By Luke Madeira

Dale Coyne moved to 13-0 with a third-round stoppage over late replacement Julio Cesar at Bowlers Exibition Centre.

The win however was not the only thing Coyne wanted from the night, a scheduled bout with Matty Ryan for the central area title falling through, leaving ‘Canelo’ fighting without a title on the line in Manchester on Friday.

The victory never looked in doubt for Coyne from the outset, and a right hook landing to Cesar’s temple spelled the beginning of the end.

A barrage of punches later and referee Mark Lyson was forced to halt the contest.

Earlier on the card, Diego Costa outpointed Norbert Szekeres by 40 points to 37 in a four-round super-welterweight contest.

And Liverpool’s ex-WBA Super world title challenger at super-bantamweight, Jazza Dickens, dominated proceedings against Panama’s Barnie Arguellas before the visitor was halted on his feet after an accumulation of shots from Dickens, who won his first fight under his new training team of Derry Mathews, George Vaughan and Joe McNally.

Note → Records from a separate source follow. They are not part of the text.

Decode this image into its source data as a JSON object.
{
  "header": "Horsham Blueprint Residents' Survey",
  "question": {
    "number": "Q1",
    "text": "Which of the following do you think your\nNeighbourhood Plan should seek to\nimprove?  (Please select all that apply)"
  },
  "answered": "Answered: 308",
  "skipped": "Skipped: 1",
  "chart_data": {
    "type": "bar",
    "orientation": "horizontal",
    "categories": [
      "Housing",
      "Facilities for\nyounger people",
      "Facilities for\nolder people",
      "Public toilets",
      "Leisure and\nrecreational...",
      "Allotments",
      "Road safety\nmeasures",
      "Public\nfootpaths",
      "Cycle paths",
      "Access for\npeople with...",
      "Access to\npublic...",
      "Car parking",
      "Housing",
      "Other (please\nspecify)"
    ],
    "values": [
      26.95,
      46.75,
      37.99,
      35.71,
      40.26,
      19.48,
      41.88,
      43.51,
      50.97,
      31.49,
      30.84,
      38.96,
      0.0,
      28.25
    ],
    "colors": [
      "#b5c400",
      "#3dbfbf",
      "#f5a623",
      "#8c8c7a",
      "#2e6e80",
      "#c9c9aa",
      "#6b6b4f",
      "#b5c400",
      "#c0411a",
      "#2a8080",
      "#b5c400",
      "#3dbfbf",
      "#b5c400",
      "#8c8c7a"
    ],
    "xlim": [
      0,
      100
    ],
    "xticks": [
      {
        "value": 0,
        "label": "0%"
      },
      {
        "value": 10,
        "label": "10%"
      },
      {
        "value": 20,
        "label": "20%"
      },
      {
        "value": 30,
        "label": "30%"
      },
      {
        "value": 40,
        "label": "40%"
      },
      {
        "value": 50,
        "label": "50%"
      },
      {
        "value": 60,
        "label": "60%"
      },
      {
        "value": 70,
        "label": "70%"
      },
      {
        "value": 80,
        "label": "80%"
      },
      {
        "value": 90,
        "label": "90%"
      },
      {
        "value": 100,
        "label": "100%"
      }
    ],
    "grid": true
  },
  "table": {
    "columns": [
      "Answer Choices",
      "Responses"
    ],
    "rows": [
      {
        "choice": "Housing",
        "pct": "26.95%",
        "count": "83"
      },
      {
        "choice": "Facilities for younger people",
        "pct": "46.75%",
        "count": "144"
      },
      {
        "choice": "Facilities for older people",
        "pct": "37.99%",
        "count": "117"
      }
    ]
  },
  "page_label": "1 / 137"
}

Meanwhile, Stacey Copeland took less than a round to get rid of Dora Tollar.

The fight had been set for six rounds, but it was over before it really begun after the import, from Hungary, drastically failed to live up to expectations and the referee called time on the fight after a knockdown in the opener.

Copeland, from Hyde, retained her perfect record with the win and moved to 3-0.

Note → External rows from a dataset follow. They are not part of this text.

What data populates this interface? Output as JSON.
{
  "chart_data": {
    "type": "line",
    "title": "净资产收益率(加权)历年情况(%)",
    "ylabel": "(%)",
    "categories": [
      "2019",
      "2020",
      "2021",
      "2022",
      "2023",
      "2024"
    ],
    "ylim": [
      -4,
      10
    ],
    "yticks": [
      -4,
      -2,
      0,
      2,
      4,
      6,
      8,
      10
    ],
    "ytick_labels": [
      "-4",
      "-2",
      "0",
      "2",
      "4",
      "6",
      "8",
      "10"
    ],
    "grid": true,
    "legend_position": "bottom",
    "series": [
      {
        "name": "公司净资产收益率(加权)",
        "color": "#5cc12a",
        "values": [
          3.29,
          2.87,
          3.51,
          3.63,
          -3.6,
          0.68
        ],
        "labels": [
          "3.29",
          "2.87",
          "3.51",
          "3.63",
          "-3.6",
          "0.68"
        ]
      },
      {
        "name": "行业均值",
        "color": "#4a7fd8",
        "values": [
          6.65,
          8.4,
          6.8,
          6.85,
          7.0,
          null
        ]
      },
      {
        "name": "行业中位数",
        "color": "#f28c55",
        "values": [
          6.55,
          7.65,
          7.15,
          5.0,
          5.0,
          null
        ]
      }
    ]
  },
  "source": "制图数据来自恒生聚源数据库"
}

Before that, however, but after some substandard entertainment, there was a third-round stoppage win for Craig Glover as he got rid of the vastly overmatched Florians Strupits.

The cruiserweight, 25, will be back in the ring next month when he is expected to feature on the April 21 return of Amir Khan, against Phil Lo Greco, at the ECHO Arena in Liverpool, as part of an Eddie Hearn- and Matchroom Boxing-promoted Sky Sports card.

But the Tony Bellew-managed man warmed up for his latest bout of TV exposure with a dominant, one-sided win over the Latvian-based Ukrainian after he bloodied his man and forced referee Jamie Kirkpatrick to call a halt to the action after two minutes and 37 seconds of the penultimate stanza.

Nick Ball outpointed Innocent Anyanwu by 40 points to 36 on referee Mark Lyson’s scorecard and Dean Laing stopped Michael Ciach with just a second remaining in the second round.

But there was disappointment for Brandon Daord and Denton Vassell as the pair failed to fight on the night due to unforeseen circumstances.